“Additionally, cost pressures and ever-changing, stringent regulations are making it all the more challenging for businesses to focus on their core competencies,” Barlow says.
When leasing with a third party provider like Ryder, the customer has access to a network of maintenance facilities, which guarantees consistency as well as gives the customer peace of mind that their vehicles will be covered no matter where in the country they are traveling.
“Ryder’s facilities offer a variety of benefits including maintenance, fueling, and washing,” Barlow says. “Customers benefit from competitive labor rates when they enter into one of our lease agreements. The more maintenance they commit to, the better those rates are on labor and parts. As Ryder maintains the vehicle, we are also able to keep detailed records and handle the laborious administrative tasks of compliance through back-end systems and resources. Compliance regulations are only growing more and more complex, making it that much more difficult for fleet operators to manage on their own. At Ryder, we relieve the customer of that responsibility and help them to improve their CSA scores.”
As referenced earlier, no two businesses or the unique needs for their commercial vehicles are the same. Each situation is different and needs to be analyzed as such. Ryder uses the company’s proprietary total cost of ownership (TCO) model to help walk customers through what makes sense for them. A variety of factors come in to play including purchase price, the application the vehicle will be used for, the asset management strategy of the organization, the running cost of the vehicle(s), and much more.
From a cost perspective is it typically more expensive to have in-house maintenance operations versus going through the leasing company.
“We do find in almost all of our TCO analyses and case studies that it is more expensive for a company to have their own in-house maintenance operation versus utilizing Ryder,” Barlow says. Here’s why:
Let’s says a company believes they can conduct the maintenance operation better and cheaper. Ryder has over 5,900 technicians that receive some of the best training in the industry.
“In addition, our technicians have one of the highest tenures in the industry and are constantly up to date on the latest technologies,” Barlow says. “With access to over 230,000 vehicles in our fleet, we have become experts second to none in the maintenance of commercial vehicles. In most cases we can save a company anywhere from 15 to 25 percent on their cost structure when it comes to leasing and maintaining their vehicles.”

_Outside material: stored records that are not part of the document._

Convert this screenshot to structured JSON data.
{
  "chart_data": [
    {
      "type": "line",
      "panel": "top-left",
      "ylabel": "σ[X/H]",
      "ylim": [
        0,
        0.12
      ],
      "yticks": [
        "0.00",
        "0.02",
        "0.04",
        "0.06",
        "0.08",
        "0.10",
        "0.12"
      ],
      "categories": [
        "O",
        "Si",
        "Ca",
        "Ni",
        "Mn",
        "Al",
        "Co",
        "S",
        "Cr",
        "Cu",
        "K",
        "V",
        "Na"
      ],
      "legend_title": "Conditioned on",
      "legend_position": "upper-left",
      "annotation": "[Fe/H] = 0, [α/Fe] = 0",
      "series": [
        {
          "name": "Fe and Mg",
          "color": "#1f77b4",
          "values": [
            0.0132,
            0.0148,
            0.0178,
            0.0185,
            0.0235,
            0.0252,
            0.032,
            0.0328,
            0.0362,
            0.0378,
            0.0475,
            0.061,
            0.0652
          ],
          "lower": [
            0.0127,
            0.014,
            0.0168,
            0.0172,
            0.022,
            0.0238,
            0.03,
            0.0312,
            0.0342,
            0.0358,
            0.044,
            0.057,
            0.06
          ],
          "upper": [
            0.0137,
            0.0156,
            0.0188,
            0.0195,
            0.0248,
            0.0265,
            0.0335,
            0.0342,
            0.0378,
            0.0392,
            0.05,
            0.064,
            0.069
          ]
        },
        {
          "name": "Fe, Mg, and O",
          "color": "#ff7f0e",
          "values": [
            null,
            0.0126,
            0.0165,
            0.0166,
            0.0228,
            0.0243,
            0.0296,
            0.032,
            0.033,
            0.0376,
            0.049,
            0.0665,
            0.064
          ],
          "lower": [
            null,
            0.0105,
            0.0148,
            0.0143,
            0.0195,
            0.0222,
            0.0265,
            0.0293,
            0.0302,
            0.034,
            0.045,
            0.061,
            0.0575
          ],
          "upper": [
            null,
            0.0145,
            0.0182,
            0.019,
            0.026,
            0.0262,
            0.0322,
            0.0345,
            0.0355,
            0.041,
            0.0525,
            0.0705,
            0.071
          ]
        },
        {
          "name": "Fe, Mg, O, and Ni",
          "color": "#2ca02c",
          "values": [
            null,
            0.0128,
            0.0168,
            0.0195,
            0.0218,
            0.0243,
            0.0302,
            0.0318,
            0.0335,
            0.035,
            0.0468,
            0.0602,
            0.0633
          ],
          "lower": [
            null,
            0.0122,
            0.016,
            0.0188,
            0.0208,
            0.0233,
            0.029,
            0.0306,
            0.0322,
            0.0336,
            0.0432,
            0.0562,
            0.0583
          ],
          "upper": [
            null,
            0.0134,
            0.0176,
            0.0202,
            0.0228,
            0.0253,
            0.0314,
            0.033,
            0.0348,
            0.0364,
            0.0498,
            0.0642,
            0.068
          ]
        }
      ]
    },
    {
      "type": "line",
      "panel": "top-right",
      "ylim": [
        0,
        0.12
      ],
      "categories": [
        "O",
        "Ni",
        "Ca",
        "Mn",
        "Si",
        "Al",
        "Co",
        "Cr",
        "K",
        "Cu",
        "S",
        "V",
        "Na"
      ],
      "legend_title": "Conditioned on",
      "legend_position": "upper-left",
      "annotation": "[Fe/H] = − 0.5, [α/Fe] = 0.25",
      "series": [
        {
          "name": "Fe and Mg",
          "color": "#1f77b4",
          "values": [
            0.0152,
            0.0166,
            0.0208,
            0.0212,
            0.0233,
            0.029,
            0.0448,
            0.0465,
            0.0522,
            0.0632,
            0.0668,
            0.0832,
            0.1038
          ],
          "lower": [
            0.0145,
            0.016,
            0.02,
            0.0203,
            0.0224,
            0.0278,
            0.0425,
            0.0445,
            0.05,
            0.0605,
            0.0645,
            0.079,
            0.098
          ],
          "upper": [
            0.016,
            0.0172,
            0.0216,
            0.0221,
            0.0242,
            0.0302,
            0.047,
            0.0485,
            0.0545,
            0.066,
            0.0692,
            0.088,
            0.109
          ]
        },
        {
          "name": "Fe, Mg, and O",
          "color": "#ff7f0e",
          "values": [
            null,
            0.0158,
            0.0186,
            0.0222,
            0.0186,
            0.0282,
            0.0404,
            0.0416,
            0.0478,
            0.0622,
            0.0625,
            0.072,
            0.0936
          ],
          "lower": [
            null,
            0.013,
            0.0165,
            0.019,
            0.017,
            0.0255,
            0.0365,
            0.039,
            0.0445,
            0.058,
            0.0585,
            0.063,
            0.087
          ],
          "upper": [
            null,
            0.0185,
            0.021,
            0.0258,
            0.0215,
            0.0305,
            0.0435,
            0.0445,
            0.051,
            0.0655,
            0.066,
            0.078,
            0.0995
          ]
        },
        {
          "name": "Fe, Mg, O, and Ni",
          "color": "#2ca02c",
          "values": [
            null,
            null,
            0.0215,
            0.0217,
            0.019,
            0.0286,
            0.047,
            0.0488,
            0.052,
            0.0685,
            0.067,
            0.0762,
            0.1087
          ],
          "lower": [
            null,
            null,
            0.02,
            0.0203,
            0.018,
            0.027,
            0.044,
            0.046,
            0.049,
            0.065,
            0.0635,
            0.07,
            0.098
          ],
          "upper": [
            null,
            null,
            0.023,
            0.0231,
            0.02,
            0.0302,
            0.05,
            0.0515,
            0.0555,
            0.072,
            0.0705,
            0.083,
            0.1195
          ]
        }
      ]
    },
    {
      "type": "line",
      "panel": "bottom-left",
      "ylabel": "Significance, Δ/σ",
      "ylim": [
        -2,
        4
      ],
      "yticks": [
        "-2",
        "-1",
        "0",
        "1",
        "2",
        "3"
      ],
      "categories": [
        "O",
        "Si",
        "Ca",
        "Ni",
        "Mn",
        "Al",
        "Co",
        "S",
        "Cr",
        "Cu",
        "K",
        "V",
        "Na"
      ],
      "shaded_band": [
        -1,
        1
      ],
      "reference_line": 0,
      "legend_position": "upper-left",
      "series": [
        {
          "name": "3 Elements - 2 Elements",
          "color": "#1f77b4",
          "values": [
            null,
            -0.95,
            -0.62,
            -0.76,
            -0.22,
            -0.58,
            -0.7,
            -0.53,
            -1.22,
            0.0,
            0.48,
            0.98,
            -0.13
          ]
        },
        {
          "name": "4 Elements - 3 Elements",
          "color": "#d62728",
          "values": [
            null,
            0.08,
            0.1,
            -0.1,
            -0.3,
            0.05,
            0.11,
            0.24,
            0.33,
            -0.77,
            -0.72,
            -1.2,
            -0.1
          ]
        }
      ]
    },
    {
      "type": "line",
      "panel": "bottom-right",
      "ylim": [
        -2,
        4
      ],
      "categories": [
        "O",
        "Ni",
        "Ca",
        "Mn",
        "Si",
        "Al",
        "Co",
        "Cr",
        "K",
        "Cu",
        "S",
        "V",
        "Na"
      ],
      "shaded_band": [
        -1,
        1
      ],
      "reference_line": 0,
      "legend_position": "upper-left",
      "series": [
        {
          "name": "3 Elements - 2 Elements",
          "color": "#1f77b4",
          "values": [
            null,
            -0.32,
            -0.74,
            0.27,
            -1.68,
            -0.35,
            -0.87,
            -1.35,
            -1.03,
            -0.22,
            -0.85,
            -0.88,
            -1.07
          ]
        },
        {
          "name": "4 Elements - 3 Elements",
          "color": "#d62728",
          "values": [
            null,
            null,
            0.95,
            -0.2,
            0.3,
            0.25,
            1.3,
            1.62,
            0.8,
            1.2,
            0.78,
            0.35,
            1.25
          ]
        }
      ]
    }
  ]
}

Also, many companies simply do not want to commit for too long to a maintenance vendor. This is why Ryder launched its portfolio of flexible lease and maintenance options—ChoiceLease and SelectCare.
“Because we heard the market and responded with a portfolio of products that can be tailored and are not a one size fits all model,” Barlow says.
When it comes to evaluating whether to lease or buy trucks, Walden often sees companies make the mistake of doing whatever they did before without considering all the options available to them.
“It is easy to say ‘we own our trucks,’ but when we dig deeper, we oftentimes find out that the monthly expenses are significantly higher than if they were to lease their equipment,” Walden says. “With the cost of compliance ever increasing and the complexity of today’s technology having such an impact on the transportation sector, full-service leasing offers many benefits that customers may not be aware of.”
Spending time with a lease professional to discuss the needs, options available, total cost of ownership and best fit for the organization can help avoid this mistake.